De acordo com dados mais recentes do ministério, houve aumento de 46% no número de casos de dengue neste ano em comparação com o mesmo período do ano passado. A vacina do Instituto Butantan, única a entrar na fase final de estudos além dos produtos da Sanofi e Takeda, registrou 79,6% de eficácia nos testes de fase 3, conforme dados preliminares, mas só deverá ter sua pesquisa concluída e resultados finais conhecidos em 2024. 

MONITORAMENTO

Para monitorar o aumento de casos de dengue, chikungunya e zika no país, o Ministério da Saúde instalou o Centro de Operações de Emergências (COE) Arboviroses, com o objetivo de elaborar estratégias de controle e redução de casos graves e óbitos. O alerta ocorre pelo aumento dos registros dessas doenças, como os casos de dengue, que cresceram 43,8% até março deste ano, quando comparado ao mesmo período do ano passado. As notificações de chikungunya aumentaram 97%. “Identificamos crescimento em alguns estados. Já estamos enviando equipes de campo para traçar um diagnóstico da situação nessas áreas e vamos reforçar o monitoramento do cenário das arboviroses em todo o país. Nossa prioridade é sensibilizar a população, para que assim possamos controlar o avanço da transmissão dessas doenças”, destacou Alda Maria da Cruz, diretora do Departamento de Doenças Transmissíveis do Ministério da Saúde. Com o acionamento do COE, a pasta vai monitorar a situação, com ênfase em dengue e chikungunya. O planejamento das ações será feito em conjunto com estados e municípios. 
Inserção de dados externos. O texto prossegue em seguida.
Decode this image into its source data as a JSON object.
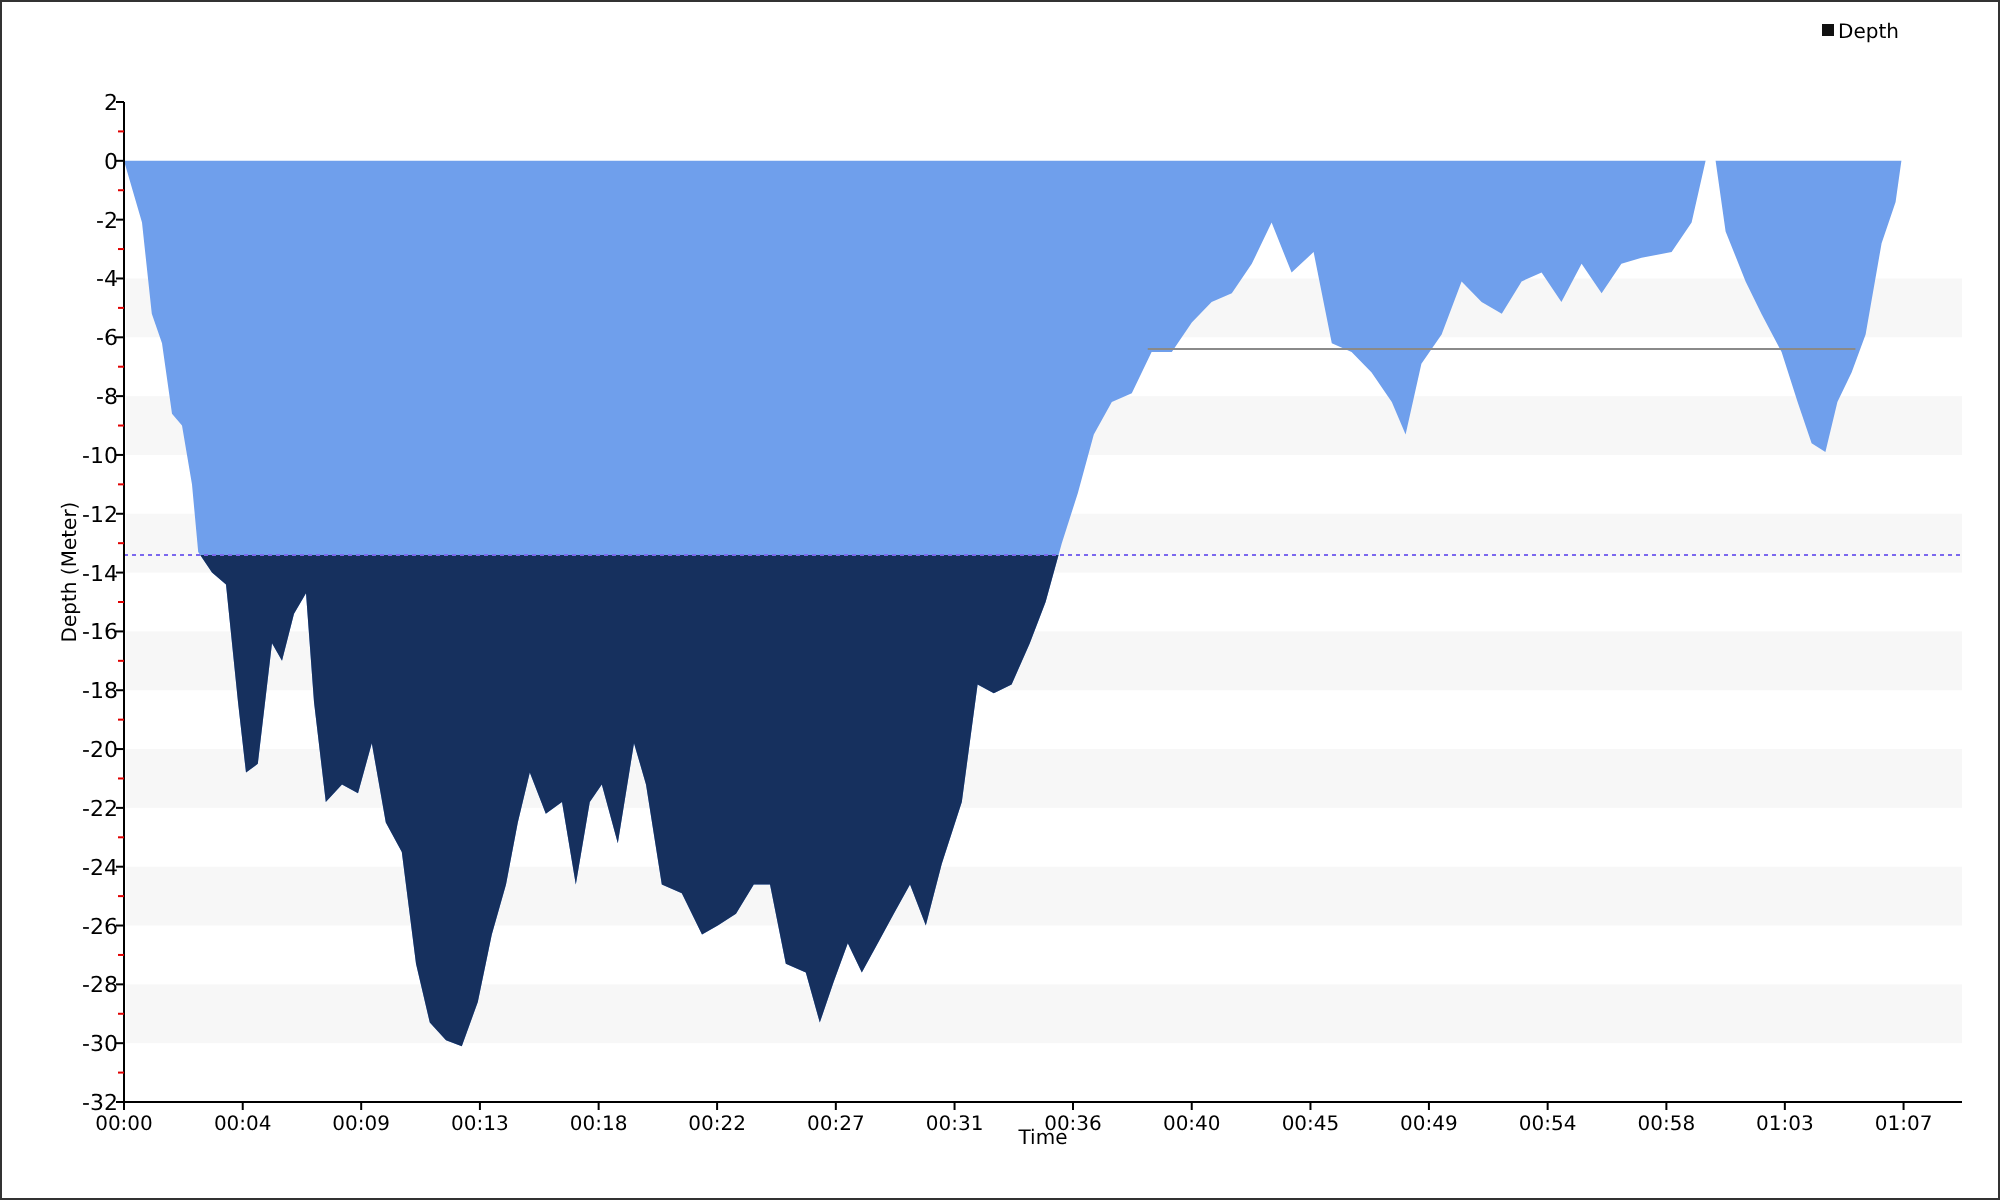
{
  "chart": {
    "chart_data": {
      "type": "area",
      "xlabel": "Time",
      "ylabel": "Depth (Meter)",
      "xlim": [
        0,
        69.2
      ],
      "ylim": [
        -32,
        2
      ],
      "x": [
        0,
        0.68,
        1.05,
        1.43,
        1.81,
        2.18,
        2.56,
        2.79,
        3.31,
        3.84,
        4.29,
        4.59,
        5.04,
        5.57,
        5.95,
        6.4,
        6.85,
        7.15,
        7.6,
        8.21,
        8.81,
        9.33,
        9.86,
        10.46,
        10.99,
        11.51,
        12.12,
        12.72,
        13.32,
        13.85,
        14.38,
        14.83,
        15.28,
        15.88,
        16.49,
        17.01,
        17.54,
        17.99,
        18.59,
        19.2,
        19.65,
        20.25,
        21,
        21.76,
        22.36,
        23.04,
        23.71,
        24.32,
        24.92,
        25.67,
        26.2,
        26.72,
        27.25,
        27.78,
        28.38,
        28.98,
        29.59,
        30.19,
        30.79,
        31.54,
        32.14,
        32.75,
        33.42,
        34.1,
        34.7,
        35.31,
        35.91,
        36.51,
        37.19,
        37.94,
        38.69,
        39.45,
        40.2,
        40.95,
        41.71,
        42.46,
        43.21,
        43.96,
        44.79,
        45.47,
        46.22,
        46.97,
        47.73,
        48.25,
        48.85,
        49.61,
        50.36,
        51.11,
        51.87,
        52.62,
        53.37,
        54.12,
        54.88,
        55.63,
        56.38,
        57.14,
        58.27,
        59.02,
        59.55,
        59.92,
        60.3,
        61.05,
        61.65,
        62.41,
        63.01,
        63.54,
        64.06,
        64.51,
        65.04,
        65.57,
        66.17,
        66.7,
        66.92
      ],
      "series": [
        {
          "name": "Depth",
          "color": "#6f9fec",
          "values": [
            0,
            -2.1,
            -5.2,
            -6.2,
            -8.6,
            -9,
            -11,
            -13.3,
            -14,
            -14.4,
            -18.4,
            -20.8,
            -20.5,
            -16.4,
            -17,
            -15.4,
            -14.7,
            -18.4,
            -21.8,
            -21.2,
            -21.5,
            -19.8,
            -22.5,
            -23.5,
            -27.3,
            -29.3,
            -29.9,
            -30.1,
            -28.6,
            -26.3,
            -24.6,
            -22.5,
            -20.8,
            -22.2,
            -21.8,
            -24.6,
            -21.8,
            -21.2,
            -23.2,
            -19.8,
            -21.2,
            -24.6,
            -24.9,
            -26.3,
            -26,
            -25.6,
            -24.6,
            -24.6,
            -27.3,
            -27.6,
            -29.3,
            -27.9,
            -26.6,
            -27.6,
            -26.6,
            -25.6,
            -24.6,
            -26,
            -23.9,
            -21.8,
            -17.8,
            -18.1,
            -17.8,
            -16.4,
            -15,
            -13,
            -11.3,
            -9.3,
            -8.2,
            -7.9,
            -6.5,
            -6.5,
            -5.5,
            -4.8,
            -4.5,
            -3.5,
            -2.1,
            -3.8,
            -3.1,
            -6.2,
            -6.5,
            -7.2,
            -8.2,
            -9.3,
            -6.9,
            -5.9,
            -4.1,
            -4.8,
            -5.2,
            -4.1,
            -3.8,
            -4.8,
            -3.5,
            -4.5,
            -3.5,
            -3.3,
            -3.1,
            -2.1,
            0,
            0,
            -2.4,
            -4.1,
            -5.2,
            -6.5,
            -8.2,
            -9.6,
            -9.9,
            -8.2,
            -7.2,
            -5.9,
            -2.8,
            -1.4,
            0
          ]
        }
      ],
      "xticks": [
        {
          "value": 0,
          "label": "00:00"
        },
        {
          "value": 4.47,
          "label": "00:04"
        },
        {
          "value": 8.93,
          "label": "00:09"
        },
        {
          "value": 13.4,
          "label": "00:13"
        },
        {
          "value": 17.87,
          "label": "00:18"
        },
        {
          "value": 22.33,
          "label": "00:22"
        },
        {
          "value": 26.8,
          "label": "00:27"
        },
        {
          "value": 31.27,
          "label": "00:31"
        },
        {
          "value": 35.73,
          "label": "00:36"
        },
        {
          "value": 40.2,
          "label": "00:40"
        },
        {
          "value": 44.67,
          "label": "00:45"
        },
        {
          "value": 49.13,
          "label": "00:49"
        },
        {
          "value": 53.6,
          "label": "00:54"
        },
        {
          "value": 58.07,
          "label": "00:58"
        },
        {
          "value": 62.53,
          "label": "01:03"
        },
        {
          "value": 67,
          "label": "01:07"
        }
      ],
      "yticks": [
        2,
        0,
        -2,
        -4,
        -6,
        -8,
        -10,
        -12,
        -14,
        -16,
        -18,
        -20,
        -22,
        -24,
        -26,
        -28,
        -30,
        -32
      ],
      "ref_lines": [
        {
          "axis": "y",
          "value": -13.4,
          "color": "#7b68ee"
        }
      ]
    }
  }
}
Em 2022, entre janeiro e o início de março, foram notificados 209,9 mil casos prováveis de dengue. Em 2023, o número saltou para 301,8 mil, no mesmo intervalo de tempo, uma incidência de 141,5 casos por 100 mil habitantes. Quanto aos casos graves, foram registrados 2,9 mil. Esse número apresentou redução quando comparado ao mesmo período do ano passado, cerca de 3,8 mil registros. Neste ano, até o momento, já foram notificados 73 óbitos pela doença. Outros 64 seguem em investigação. No mesmo período do ano passado, o total de óbitos foi de 172. 

A região com maior incidência de dengue em 2023 é a Centro-oeste, com 254,3 casos por 100 mil habitantes, seguida das regiões Sudeste, com 214,7 casos por 100 mil habitantes, e Sul, com 98,2 casos por 100 mil habitantes. O Espírito Santo foi o estado que mais apresentou aumento nos coeficientes de incidência, com 921,7 casos por 100 mil habitantes, seguido do Mato Grosso do Sul, com 432,5 casos por 100 mil habitantes, e de Minas Gerais, com 392,1 casos por 100 mil habitantes.